Thank you everyone for your advice. Looking at your recommendations the only thing I seem able to eat is eggs or chocolate (I've just posted about the latter!) I know exercise has brought down my BS before but don't get a chance in the mornings when by sugars are highest. I did try walking the d
 
paltry said:
Thank you everyone for your advice. Looking at your recommendations the only thing I seem able to eat is eggs or chocolate (I've just posted about the latter!) I know exercise has brought down my BS before but don't get a chance in the mornings when by sugars are highest. I did try walking the d

May I ask why you can only eat eggs or chocolate? If you are not a vegetarian you can choose from meat, fish and a variety of other protein foods. If you are a vegetarian then you can choose cheese, soy, quorn or tofu etc to get protein. Variety is the key and eating only the most nutritious foods.
 
paltry if you're looking to reduce your BG's and still have a varied diet then a really simple way would be to half what you are eating in starchy carbs (bread, potatoes, rice, pasta, pastry, cereals) and then so you don't get hungry replace the half you've given up with meat of any kind, fish, cheese and any vegetables that grow above ground (I can also get away with carrots). Throw in a bit of fresh fruit and yoghurt and you'll soon notice the difference.
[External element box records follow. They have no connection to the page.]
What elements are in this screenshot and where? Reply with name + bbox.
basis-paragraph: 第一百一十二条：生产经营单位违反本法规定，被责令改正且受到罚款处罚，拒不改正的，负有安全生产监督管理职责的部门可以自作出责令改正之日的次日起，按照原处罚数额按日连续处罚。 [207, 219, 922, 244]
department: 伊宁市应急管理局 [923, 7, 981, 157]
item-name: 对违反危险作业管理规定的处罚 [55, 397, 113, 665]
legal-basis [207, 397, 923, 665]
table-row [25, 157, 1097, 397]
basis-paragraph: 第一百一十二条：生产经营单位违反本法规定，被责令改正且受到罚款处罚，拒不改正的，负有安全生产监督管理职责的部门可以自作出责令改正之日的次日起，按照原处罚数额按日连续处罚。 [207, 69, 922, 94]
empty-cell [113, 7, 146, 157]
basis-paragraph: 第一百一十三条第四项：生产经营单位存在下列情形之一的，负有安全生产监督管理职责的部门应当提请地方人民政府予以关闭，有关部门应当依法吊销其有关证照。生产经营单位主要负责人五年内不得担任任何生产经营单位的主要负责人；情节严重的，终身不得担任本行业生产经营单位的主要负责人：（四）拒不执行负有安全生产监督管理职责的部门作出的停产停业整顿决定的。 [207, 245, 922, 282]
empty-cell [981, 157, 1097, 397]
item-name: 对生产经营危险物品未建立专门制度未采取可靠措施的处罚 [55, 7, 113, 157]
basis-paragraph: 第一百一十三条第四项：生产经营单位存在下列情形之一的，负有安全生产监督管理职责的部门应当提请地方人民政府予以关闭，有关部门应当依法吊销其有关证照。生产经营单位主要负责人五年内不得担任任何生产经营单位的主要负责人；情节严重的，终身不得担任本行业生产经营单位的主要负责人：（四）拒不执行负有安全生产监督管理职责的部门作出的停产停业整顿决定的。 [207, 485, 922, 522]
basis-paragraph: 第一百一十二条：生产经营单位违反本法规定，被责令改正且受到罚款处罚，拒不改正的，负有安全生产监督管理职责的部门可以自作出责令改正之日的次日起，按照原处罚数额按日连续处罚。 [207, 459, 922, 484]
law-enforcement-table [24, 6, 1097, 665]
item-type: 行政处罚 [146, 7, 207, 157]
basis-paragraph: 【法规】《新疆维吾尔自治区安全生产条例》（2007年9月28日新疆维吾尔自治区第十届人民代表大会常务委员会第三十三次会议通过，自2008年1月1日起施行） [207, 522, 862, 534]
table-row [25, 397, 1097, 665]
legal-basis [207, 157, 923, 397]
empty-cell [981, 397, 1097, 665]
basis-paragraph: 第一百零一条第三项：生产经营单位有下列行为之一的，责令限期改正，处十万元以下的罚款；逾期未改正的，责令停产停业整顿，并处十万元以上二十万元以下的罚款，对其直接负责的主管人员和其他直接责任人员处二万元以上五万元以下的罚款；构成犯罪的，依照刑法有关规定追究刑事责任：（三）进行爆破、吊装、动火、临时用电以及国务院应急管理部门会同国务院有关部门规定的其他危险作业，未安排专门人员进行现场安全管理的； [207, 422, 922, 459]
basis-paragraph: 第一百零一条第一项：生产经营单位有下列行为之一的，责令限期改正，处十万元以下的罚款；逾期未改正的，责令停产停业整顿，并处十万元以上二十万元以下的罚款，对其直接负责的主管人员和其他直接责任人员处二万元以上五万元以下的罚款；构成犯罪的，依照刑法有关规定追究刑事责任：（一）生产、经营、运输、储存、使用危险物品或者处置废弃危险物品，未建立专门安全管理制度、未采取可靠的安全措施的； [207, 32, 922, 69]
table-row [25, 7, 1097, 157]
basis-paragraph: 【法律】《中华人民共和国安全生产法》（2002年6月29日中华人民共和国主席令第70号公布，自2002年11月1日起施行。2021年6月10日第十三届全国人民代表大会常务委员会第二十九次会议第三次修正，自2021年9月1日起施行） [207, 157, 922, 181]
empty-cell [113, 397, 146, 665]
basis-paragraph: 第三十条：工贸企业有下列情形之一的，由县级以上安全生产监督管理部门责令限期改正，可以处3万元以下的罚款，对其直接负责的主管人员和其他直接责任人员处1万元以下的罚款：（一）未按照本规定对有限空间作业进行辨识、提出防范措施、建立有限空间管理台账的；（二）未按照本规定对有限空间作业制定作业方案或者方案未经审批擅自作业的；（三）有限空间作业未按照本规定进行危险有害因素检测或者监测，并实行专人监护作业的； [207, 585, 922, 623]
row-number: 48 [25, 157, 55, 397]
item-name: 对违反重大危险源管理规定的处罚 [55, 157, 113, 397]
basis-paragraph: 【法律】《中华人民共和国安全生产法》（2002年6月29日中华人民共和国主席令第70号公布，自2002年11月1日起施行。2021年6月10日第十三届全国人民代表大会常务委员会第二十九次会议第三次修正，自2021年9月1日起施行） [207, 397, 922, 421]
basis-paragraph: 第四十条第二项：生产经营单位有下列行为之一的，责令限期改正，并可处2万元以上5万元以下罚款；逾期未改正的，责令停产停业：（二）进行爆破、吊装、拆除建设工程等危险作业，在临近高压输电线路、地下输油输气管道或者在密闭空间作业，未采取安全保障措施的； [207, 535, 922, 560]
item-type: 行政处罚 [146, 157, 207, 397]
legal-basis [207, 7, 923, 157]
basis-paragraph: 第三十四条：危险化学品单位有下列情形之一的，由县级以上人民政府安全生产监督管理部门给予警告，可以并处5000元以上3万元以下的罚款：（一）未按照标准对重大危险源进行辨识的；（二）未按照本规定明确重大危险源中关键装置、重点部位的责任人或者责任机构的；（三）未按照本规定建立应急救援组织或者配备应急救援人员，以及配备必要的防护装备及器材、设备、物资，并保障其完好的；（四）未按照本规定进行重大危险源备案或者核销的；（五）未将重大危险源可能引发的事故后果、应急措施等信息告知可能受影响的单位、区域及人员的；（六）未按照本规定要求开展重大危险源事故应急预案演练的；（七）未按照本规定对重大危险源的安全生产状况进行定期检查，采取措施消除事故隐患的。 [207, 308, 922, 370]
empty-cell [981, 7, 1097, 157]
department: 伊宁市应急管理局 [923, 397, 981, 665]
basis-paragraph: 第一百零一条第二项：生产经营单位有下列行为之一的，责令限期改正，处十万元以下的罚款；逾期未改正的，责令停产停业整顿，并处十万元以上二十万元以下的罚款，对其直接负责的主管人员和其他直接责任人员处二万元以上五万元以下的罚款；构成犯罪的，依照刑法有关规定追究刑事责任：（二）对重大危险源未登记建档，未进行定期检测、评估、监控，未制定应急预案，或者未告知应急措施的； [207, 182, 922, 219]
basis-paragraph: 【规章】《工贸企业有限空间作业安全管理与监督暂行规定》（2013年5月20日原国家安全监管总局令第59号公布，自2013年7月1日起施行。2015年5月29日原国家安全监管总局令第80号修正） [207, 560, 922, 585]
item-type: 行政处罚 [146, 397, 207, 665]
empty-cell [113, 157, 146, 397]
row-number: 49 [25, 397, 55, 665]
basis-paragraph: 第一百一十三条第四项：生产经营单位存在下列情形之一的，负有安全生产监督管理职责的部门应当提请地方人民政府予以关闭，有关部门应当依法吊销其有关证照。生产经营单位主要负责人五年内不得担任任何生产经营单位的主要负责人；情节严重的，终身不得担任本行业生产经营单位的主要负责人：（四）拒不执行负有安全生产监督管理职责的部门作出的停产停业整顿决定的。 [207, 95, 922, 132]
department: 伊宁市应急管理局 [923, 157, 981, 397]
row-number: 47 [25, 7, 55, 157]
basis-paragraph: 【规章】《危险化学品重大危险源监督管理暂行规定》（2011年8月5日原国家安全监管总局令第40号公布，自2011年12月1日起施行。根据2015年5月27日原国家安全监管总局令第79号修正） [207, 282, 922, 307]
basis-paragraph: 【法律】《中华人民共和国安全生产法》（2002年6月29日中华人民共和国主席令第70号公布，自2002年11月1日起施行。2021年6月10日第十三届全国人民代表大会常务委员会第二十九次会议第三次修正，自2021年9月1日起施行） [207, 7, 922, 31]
On the half of the starchy carbs you keep eating try to.

change white rice to brown rice.
change white pasta to brown or green or the tri colour stuff
change white bread to wholemeal brown or best is burgen soya bread
never eat mashed potatoes and try and eat roast potatoes as they process slower.

Don't be afraid of eating fatty things so a good eggs, bacon and mushroom fry up is fine in moderation. Cheese omelettes that kind of thing also fine imo.